The second simply killed Arizona. On third-and-9 from the Arizona 11, 1:46 remaining, UA defensive end Joe Tafoya brought down Tuiasosopo for a 2-yard loss, but was called for a facemask penalty.
Even UW nose tackle Larry Tripplett, Washington’s answer to Norman Vincent Peale, could feel the Power of Positive Thinking begin to wane before he saw the penalty flag.
"On third-and-9, when Tui got sacked," Tripplett said, "I was a little nervous then."
Two plays later, Tuiasosopo scored from 2 yards out with 1:10 left on the clock, and the Huskies had a 35-32 lead.
But it was hardly over.
UA quarterback Ortege Jenkins, he of the miraculously athletic flip that gave Arizona a win at Husky Stadium two years ago, got the Wildcats to the Husky 33-yard line on nine plays, but Tripplett got a paw on Sean Keel’s 51-yard field goal attempt with eight seconds left to end it.
"It always works out for us, man," Tripplett said.
That it does.
The Huskies again revealed a stubborn yet exhilaratingly predictable tendency to absorb adversity and not only survive, but thrive.
"A blowout once in a while would be nice," Tuiasosopo said.
Indeed, it’s become the norm since Neuheisel arrived.

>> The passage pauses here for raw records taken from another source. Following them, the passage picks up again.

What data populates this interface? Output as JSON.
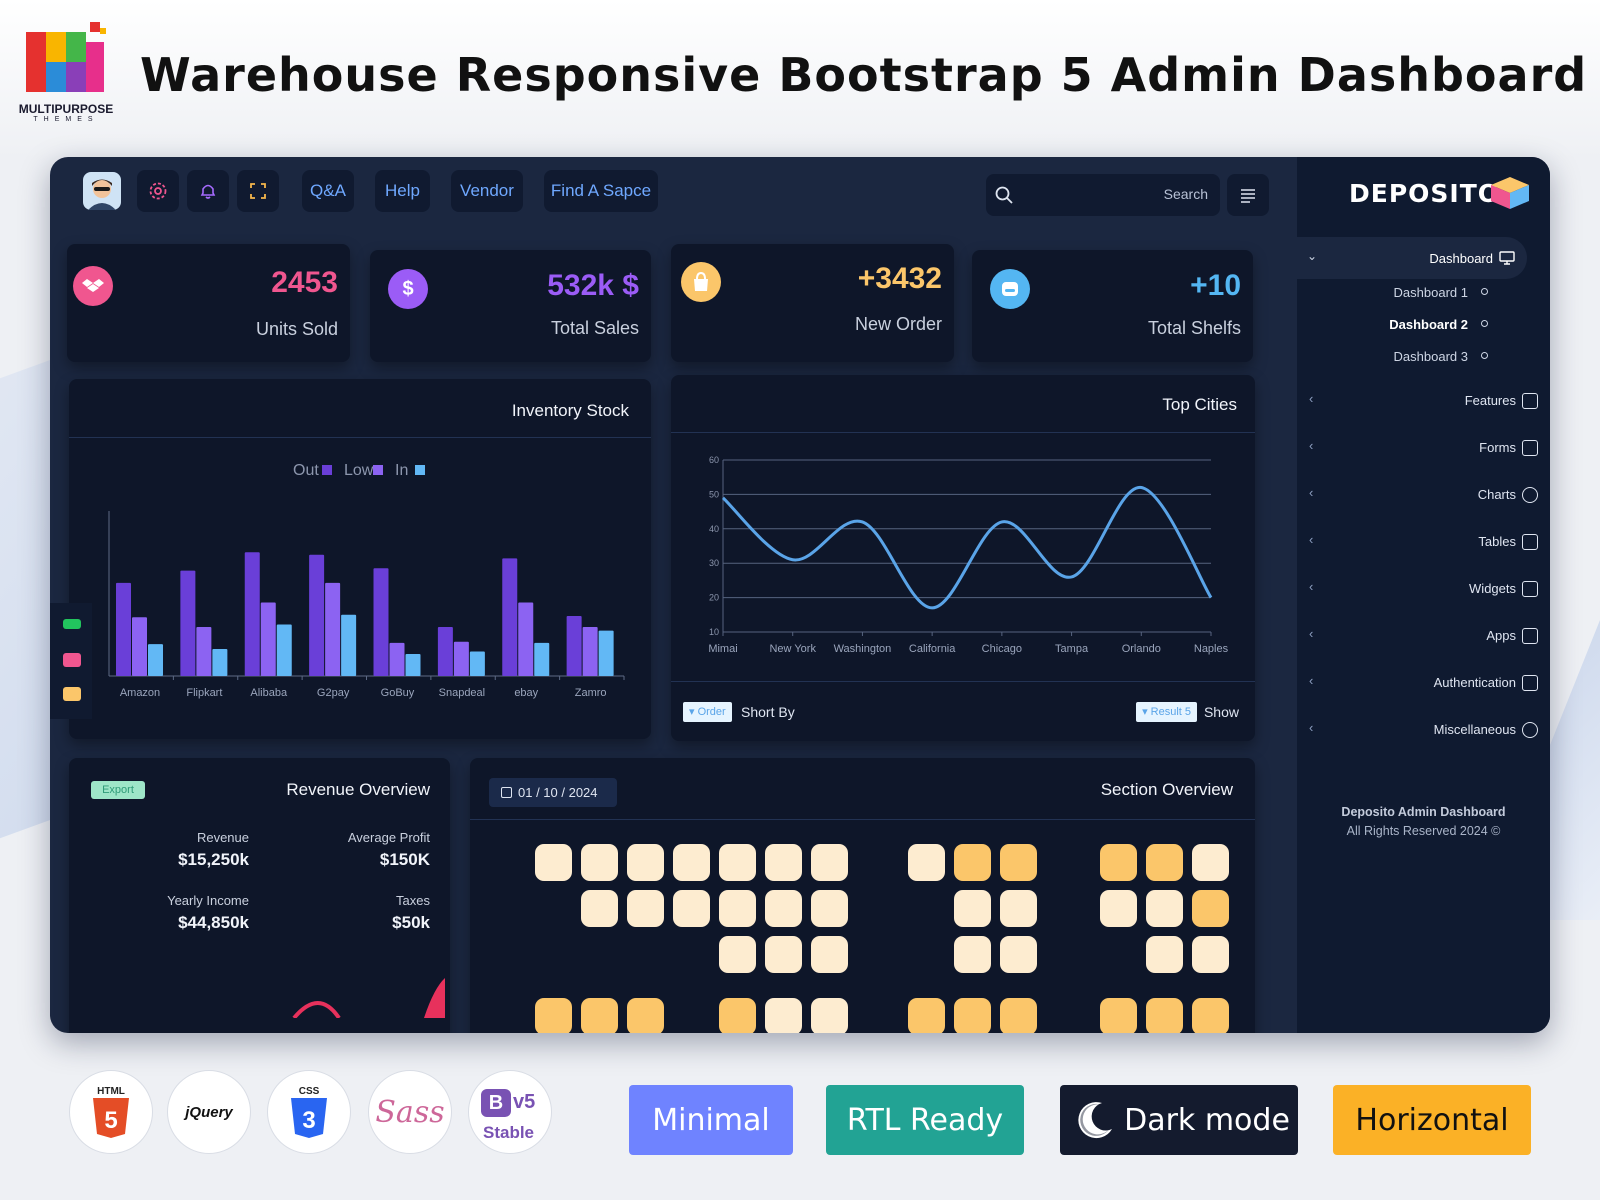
{
  "banner": {
    "brand_name": "MULTIPURPOSE",
    "brand_sub": "THEMES",
    "title": "Warehouse Responsive Bootstrap 5 Admin Dashboard"
  },
  "topbar": {
    "links": [
      "Q&A",
      "Help",
      "Vendor",
      "Find A Sapce"
    ],
    "search_placeholder": "Search"
  },
  "stats": [
    {
      "value": "2453",
      "label": "Units Sold",
      "color": "#f0568f",
      "icon": "dropbox-icon"
    },
    {
      "value": "532k $",
      "label": "Total Sales",
      "color": "#9b5cf6",
      "icon": "dollar-icon"
    },
    {
      "value": "+3432",
      "label": "New Order",
      "color": "#fbc66a",
      "icon": "shopping-bag-icon"
    },
    {
      "value": "+10",
      "label": "Total Shelfs",
      "color": "#54b6f2",
      "icon": "inbox-icon"
    }
  ],
  "inventory": {
    "title": "Inventory Stock",
    "chart_data": {
      "type": "bar",
      "categories": [
        "Amazon",
        "Flipkart",
        "Alibaba",
        "G2pay",
        "GoBuy",
        "Snapdeal",
        "ebay",
        "Zamro"
      ],
      "series": [
        {
          "name": "Out",
          "color": "#6a3fd8",
          "values": [
            76,
            86,
            101,
            99,
            88,
            40,
            96,
            49
          ]
        },
        {
          "name": "Low",
          "color": "#8c63f2",
          "values": [
            48,
            40,
            60,
            76,
            27,
            28,
            60,
            40
          ]
        },
        {
          "name": "In",
          "color": "#62b8f5",
          "values": [
            26,
            22,
            42,
            50,
            18,
            20,
            27,
            37
          ]
        }
      ],
      "ylim": [
        0,
        120
      ],
      "legend": "top-center"
    }
  },
  "cities": {
    "title": "Top Cities",
    "order_badge": "Order",
    "sort_label": "Short By",
    "result_badge": "Result 5",
    "show_label": "Show",
    "chart_data": {
      "type": "line",
      "x": [
        "Mimai",
        "New York",
        "Washington",
        "California",
        "Chicago",
        "Tampa",
        "Orlando",
        "Naples"
      ],
      "values": [
        49,
        31,
        42,
        17,
        42,
        26,
        52,
        20
      ],
      "yticks": [
        10,
        20,
        30,
        40,
        50,
        60
      ],
      "ylim": [
        10,
        60
      ],
      "grid": true,
      "color": "#5aa4e8"
    }
  },
  "revenue": {
    "title": "Revenue Overview",
    "export_label": "Export",
    "items": [
      {
        "label": "Revenue",
        "value": "$15,250k"
      },
      {
        "label": "Average Profit",
        "value": "$150K"
      },
      {
        "label": "Yearly Income",
        "value": "$44,850k"
      },
      {
        "label": "Taxes",
        "value": "$50k"
      }
    ]
  },
  "section": {
    "title": "Section Overview",
    "date": "01 / 10 / 2024"
  },
  "sidebar": {
    "brand": "DEPOSITO",
    "active": "Dashboard",
    "subitems": [
      "Dashboard 1",
      "Dashboard 2",
      "Dashboard 3"
    ],
    "items": [
      "Features",
      "Forms",
      "Charts",
      "Tables",
      "Widgets",
      "Apps",
      "Authentication",
      "Miscellaneous"
    ],
    "footer_title": "Deposito Admin Dashboard",
    "footer_copy": "All Rights Reserved 2024 ©"
  },
  "badges": {
    "tech": [
      "HTML",
      "jQuery",
      "CSS",
      "Sass",
      "v5",
      "Stable"
    ],
    "features": [
      {
        "label": "Minimal",
        "color": "#6f83ff"
      },
      {
        "label": "RTL Ready",
        "color": "#22a394"
      },
      {
        "label": "Dark mode",
        "color": "#141b2e"
      },
      {
        "label": "Horizontal",
        "color": "#fbb126"
      }
    ]
  }
}
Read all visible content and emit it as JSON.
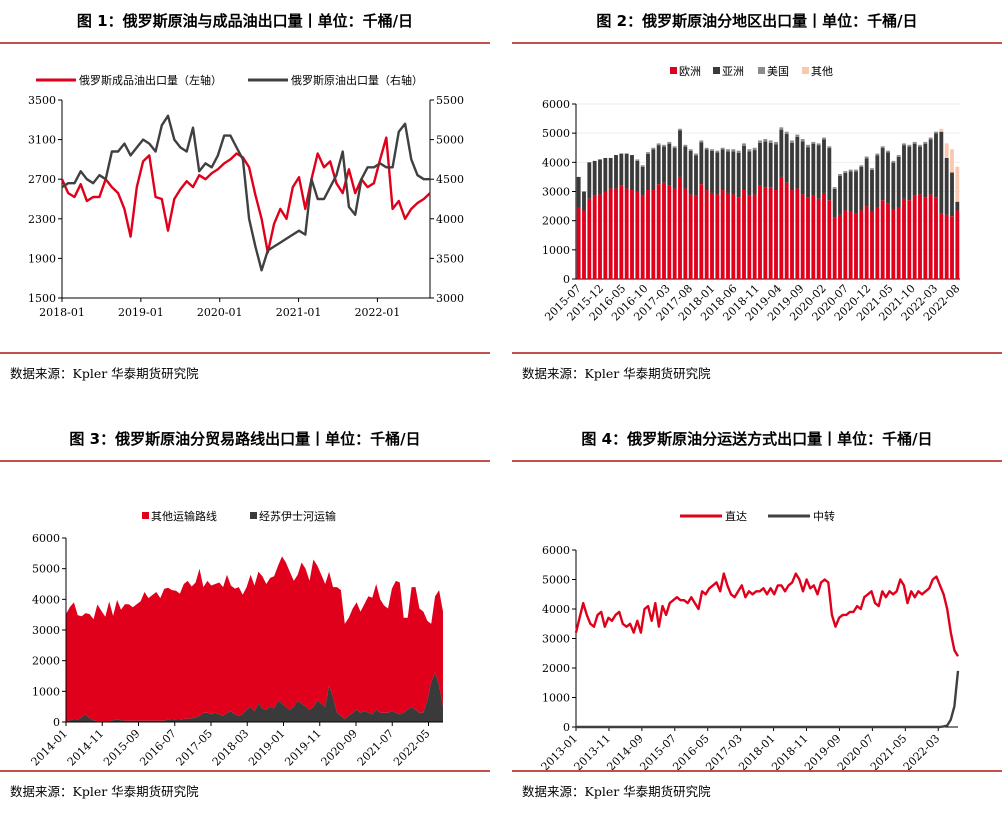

Of Neuheisel’s 15 wins as Washington’s coach, the Huskies have come back to win in 12. Of those 12 victories, eight have come with fourth-quarter comebacks.
Not only that, but Arizona became Washington’s third-straight fourth quarter prey.
"We’ve taken so many shots on the chin this year, we’re starting to look like Jerry Quarry," Neuheisel said.
Sure, Holiday Bowl officials attended the game to scout Washington, but if this foolishness keeps up, the Holiday Bowl won’t have a chance to bag the Huskies.
"It doesn’t matter what the situation is," wideout Wilbur Hooks said, "We are going to find a way to pull through. As long as there is time on the clock, we feel that anything is possible."
Count Arizona as the latest in a series of believers.